Ewa Kawalec’s picture, which took third place in the Changing Faces of Leeds exhibition’s abstract category, was captured when she and her son discovered a geocache on Leeds Bridge.

The bridge was the location for Louis Le Prince’s famous 1888 moving picture, recorded from an upstairs window of 19 Bridge End and believed to be the world’s first film.

In her submission, Ewa said: “Me and my son had had a good day in the city centre. On the way back we stopped on this bridge to admire the view and then decided to turn

our GPS (Global Positioning System) on, as luck would have it we were standing exactly at a geocache point. Leeds is a great city full of interesting geocaches.

“I’d like to encourage everyone to search out the fantastic geocaches in our city.”

Geocaching sees participants use a GPS receiver or mobile device to hide and seek containers.

Commenting on the picture, the competition judge said: “Taken on the famous Leeds Bridge where the first film was shot, this is an iconic place with an equally important coat of arms.
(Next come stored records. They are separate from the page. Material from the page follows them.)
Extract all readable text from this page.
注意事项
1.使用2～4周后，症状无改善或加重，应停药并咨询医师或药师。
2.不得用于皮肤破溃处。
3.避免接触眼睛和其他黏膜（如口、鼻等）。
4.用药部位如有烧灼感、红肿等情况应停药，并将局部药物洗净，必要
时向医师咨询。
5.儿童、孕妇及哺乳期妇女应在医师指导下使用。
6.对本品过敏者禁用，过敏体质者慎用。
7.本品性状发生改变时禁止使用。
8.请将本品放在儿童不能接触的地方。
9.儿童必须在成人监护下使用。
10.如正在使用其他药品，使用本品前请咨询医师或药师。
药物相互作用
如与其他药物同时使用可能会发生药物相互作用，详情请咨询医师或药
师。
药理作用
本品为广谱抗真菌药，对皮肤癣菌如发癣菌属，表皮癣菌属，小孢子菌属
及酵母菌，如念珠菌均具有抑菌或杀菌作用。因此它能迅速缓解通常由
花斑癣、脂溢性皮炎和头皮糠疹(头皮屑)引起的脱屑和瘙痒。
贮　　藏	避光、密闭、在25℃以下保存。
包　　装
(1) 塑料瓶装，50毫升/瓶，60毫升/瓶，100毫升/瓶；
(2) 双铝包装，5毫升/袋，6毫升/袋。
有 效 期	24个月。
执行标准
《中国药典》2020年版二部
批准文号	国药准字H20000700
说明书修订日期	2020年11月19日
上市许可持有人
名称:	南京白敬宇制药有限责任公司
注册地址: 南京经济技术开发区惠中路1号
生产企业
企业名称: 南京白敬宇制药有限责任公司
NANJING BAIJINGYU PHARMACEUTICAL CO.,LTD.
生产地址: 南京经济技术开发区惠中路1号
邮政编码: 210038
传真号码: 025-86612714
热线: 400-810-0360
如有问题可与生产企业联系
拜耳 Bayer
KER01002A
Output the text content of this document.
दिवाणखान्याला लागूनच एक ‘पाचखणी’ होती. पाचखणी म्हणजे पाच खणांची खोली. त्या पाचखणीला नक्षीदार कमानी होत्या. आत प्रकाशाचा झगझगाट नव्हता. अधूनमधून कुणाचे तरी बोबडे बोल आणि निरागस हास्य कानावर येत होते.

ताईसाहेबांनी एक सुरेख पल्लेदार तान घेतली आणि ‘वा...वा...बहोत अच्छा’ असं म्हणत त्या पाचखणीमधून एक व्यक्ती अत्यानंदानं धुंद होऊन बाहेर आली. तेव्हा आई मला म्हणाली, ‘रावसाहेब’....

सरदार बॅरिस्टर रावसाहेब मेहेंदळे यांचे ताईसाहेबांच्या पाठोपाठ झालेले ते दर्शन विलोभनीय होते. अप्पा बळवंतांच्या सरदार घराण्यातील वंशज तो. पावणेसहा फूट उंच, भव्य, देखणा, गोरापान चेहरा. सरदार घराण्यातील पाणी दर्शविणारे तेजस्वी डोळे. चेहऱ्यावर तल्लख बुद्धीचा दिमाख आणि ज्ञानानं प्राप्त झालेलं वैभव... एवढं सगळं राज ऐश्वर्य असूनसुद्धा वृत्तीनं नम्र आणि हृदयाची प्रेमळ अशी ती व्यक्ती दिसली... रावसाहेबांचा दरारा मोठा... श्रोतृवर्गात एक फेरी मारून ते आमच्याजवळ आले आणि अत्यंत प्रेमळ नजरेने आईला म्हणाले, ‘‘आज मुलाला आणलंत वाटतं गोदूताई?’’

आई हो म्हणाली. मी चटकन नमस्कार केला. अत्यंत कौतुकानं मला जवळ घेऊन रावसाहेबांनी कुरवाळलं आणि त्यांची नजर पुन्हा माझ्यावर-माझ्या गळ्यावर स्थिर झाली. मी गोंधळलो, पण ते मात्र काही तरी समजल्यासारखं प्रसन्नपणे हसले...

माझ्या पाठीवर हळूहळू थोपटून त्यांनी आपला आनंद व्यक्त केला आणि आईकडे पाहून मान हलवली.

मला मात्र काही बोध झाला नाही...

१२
Nicely taken.”

The Changing Faces of Leeds exhibition, which runs at Leeds City Museum until June 5, showcases the work of the city’s amateur photographers alongside historic pictures.

Councillor Judith Blake, leader of Leeds City Council, said: “This exhibition is a powerful statement about our heritage, our history, and the diverse, dynamic and booming city that Leeds has grown into thanks to the people who have called it home both in the past and today.”